SmartHalo review: Someone figured out how a bike and smartphone can work together
Give your bicycle a brain for $149
Give your bicycle a brain for $149
Cycling and technology are pretty much joined at the hip. Serious cyclists will spend thousands on high-tech components and materials for a millisecond faster shift, degrees of frame flex or stiffness, or to shave a few grams off their ride. But the marriage of the smartphone and the bike has always been an awkward one, which probably explains why the smartphone hasn't killed off cyclocomputers, which perform increasingly sophisticated tasks from the handlebar. Enter the SmartHalo, which promises to turn any bike into a "smart bike." Cool.
Launched on Kickstarter in September 2015, the device is now sold in Apple Stores for $149. To test it out, I decided to slap it on the least technologically-advanced bike I own: a 40-plus pound Schwinn cruiser with a front-spring fork I use for commuting, errands, and most importantly, I'm fine with locking up outside in New York City.
SmartHalo in action as I ride across the Williamsburg Bridge.Michael Learmonth
That last bit is important because one key feature of the SmartHalo is it is supposedly theft-proof (it has its own lock and an alarm). As anyone who commutes by bike can attest, stripping all the lights and other electronics off to lock up is a pain. In brief testing I can say that aspect worked: after two full days locked up in Brooklyn I still have a SmartHalo.
The device is an attempt to roll together a lot of things bikers need: a light, navigation, odometer, average speed, calories burned, etc, along with a notification for incoming calls. It pairs with a smartphone and is controlled through the SmartHalo app, which is available for both iOS and Android devices.

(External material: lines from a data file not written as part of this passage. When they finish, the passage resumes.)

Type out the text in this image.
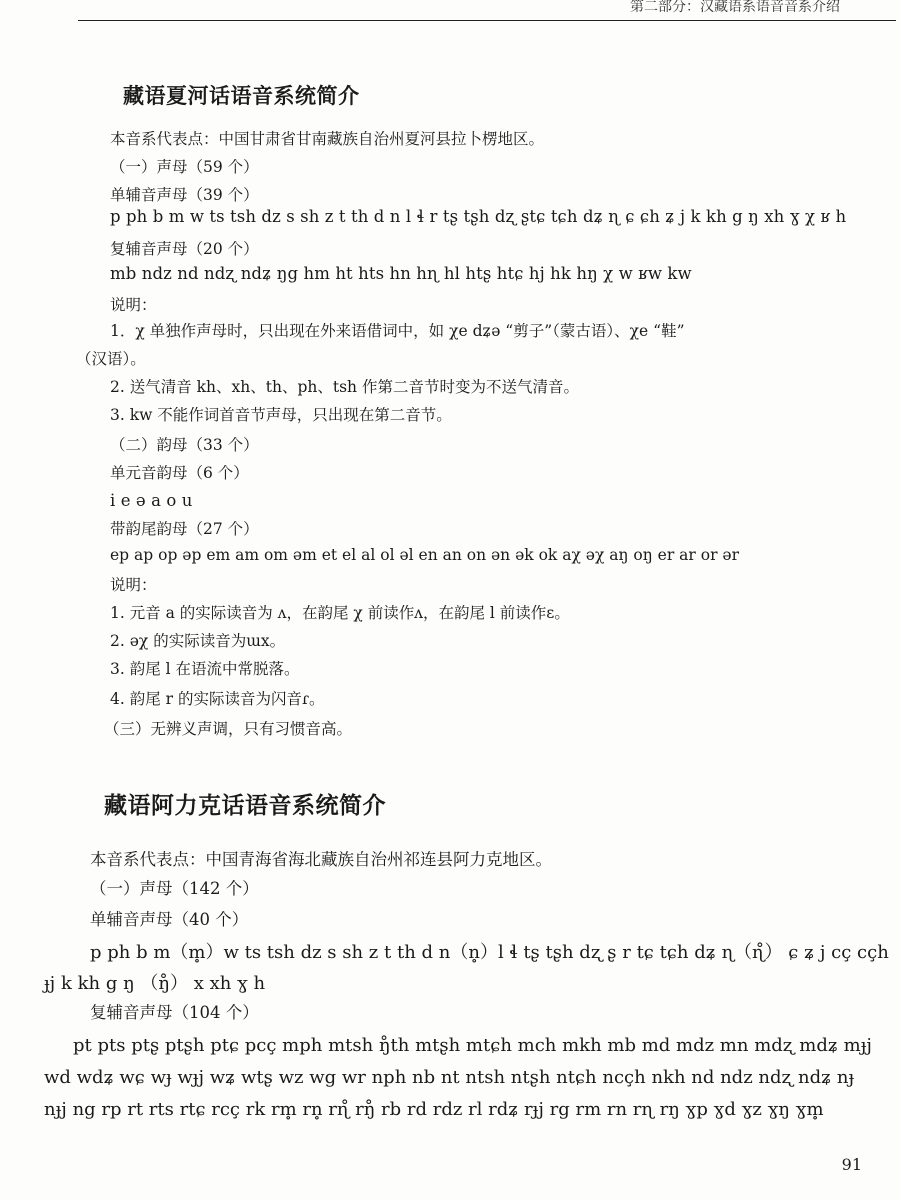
第二部分：汉藏语系语音音系介绍
藏语夏河话语音系统简介
本音系代表点：中国甘肃省甘南藏族自治州夏河县拉卜楞地区。
（一）声母（59 个）
单辅音声母（39 个）
p ph b m w ts tsh dz s sh z t th d n l ɬ r tʂ tʂh dʐ ʂtɕ tɕh dʑ ɳ ɕ ɕh ʑ j k kh g ŋ xh ɣ χ ʁ h
复辅音声母（20 个）
mb ndz nd ndʐ ndʑ ŋg hm ht hts hn hɳ hl htʂ htɕ hj hk hŋ χ w ʁw kw
说明：
1．χ 单独作声母时，只出现在外来语借词中，如 χe dʑə “剪子”（蒙古语）、χe “鞋”
（汉语）。
2. 送气清音 kh、xh、th、ph、tsh 作第二音节时变为不送气清音。
3. kw 不能作词首音节声母，只出现在第二音节。
（二）韵母（33 个）
单元音韵母（6 个）
i e ə a o u
带韵尾韵母（27 个）
ep ap op əp em am om əm et el al ol əl en an on ən ək ok aχ əχ aŋ oŋ er ar or ər
说明：
1. 元音 a 的实际读音为 ʌ，在韵尾 χ 前读作ʌ，在韵尾 l 前读作ɛ。
2. əχ 的实际读音为ɯx。
3. 韵尾 l 在语流中常脱落。
4. 韵尾 r 的实际读音为闪音ɾ。
（三）无辨义声调，只有习惯音高。
藏语阿力克话语音系统简介
本音系代表点：中国青海省海北藏族自治州祁连县阿力克地区。
（一）声母（142 个）
单辅音声母（40 个）
p ph b m（m̥）w ts tsh dz s sh z t th d n（n̥）l ɬ tʂ tʂh dʐ ʂ r tɕ tɕh dʑ ɳ（ɳ̊） ɕ ʑ j cç cçh
ɟj k kh g ŋ （ŋ̊） x xh ɣ h
复辅音声母（104 个）
pt pts ptʂ ptʂh ptɕ pcç mph mtsh ŋ̊th mtʂh mtɕh mch mkh mb md mdz mn mdʐ mdʑ mɟj
wd wdʑ wɕ wɟ wɟj wʑ wtʂ wz wg wr nph nb nt ntsh ntʂh ntɕh ncçh nkh nd ndz ndʐ ndʑ nɟ
nɟj ng rp rt rts rtɕ rcç rk rm̥ rn̥ rɳ̊ rŋ̊ rb rd rdz rl rdʑ rɟj rg rm rn rɳ rŋ ɣp ɣd ɣz ɣŋ ɣm̥
91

It certainly looks different than a typical cyclocomputer. There is no digital display; just warm lights that let you know it's automatically turned on and sending information to your phone.
SmartHalo doesn't have a digital display — using a light to indicate that it's workingGearBrain
The device is no harder to install than a high-end cyclocomputer, with allen screws and rubber-lined brackets. The unit itself locks on with its own magnetic key. It's a lot bigger than a cyclocomputer, but perhaps not bigger than a cyclocomputer and a light, both of which it can replace.
It has to be said the designers of the SmartHalo really do get cyclists. The unit turns on with a warm green glow when you approach, but turned off it looks like nothing; no high-tech screen or buttons or anything else that would be attractive to thieves. Another way the SmartHalo folks get cyclists is it gives you key information, like when to turn with a directional light, but not too much that it will distract you. That a pretty important safety feature because using a smartphone while cycling is just not smart.
But that might be a disappointment to people used to a cyclocomputer and the constant visual feedback of data through a screen. With SmartHalo, you have to pull out your smartphone to see your stats, and you get it with time, trips, mileage, average speed, calories burned, carbon dioxide not pumped into the atmosphere. All of that seemed pretty accurate, which definitely puts it ahead of most standard fitness trackers (including the phone) which generally can't tell if you're on a bike or not.
The downside is that cycling apps do actually do most of this pretty well like Strava, Map My Ride and Cycle Tracker Pro, no special equipment required except for a smartphone. That brings me to the fundamental question all cyclists ask about another increment of technology: Do I need it? You certainly do not need the SmartHalo for the data, but combine it with a light, a worry-free theft-resistant design, a bike alarm, and idiot-proof navigation and it will become at least a strong maybe for an avid cyclist or commuter, or else a really nice gift.
Pros: Easy to use and install, theft-proof design, a really obnoxious bike alarm, automatically activates and turns on lights, and delivers must-have info where you need it.
Cons: Bulk and weight, relatively weak front light, doesn't do a lot more than a light and a smartphone, less data than a high-end cyclocomputer and is another thing to charge.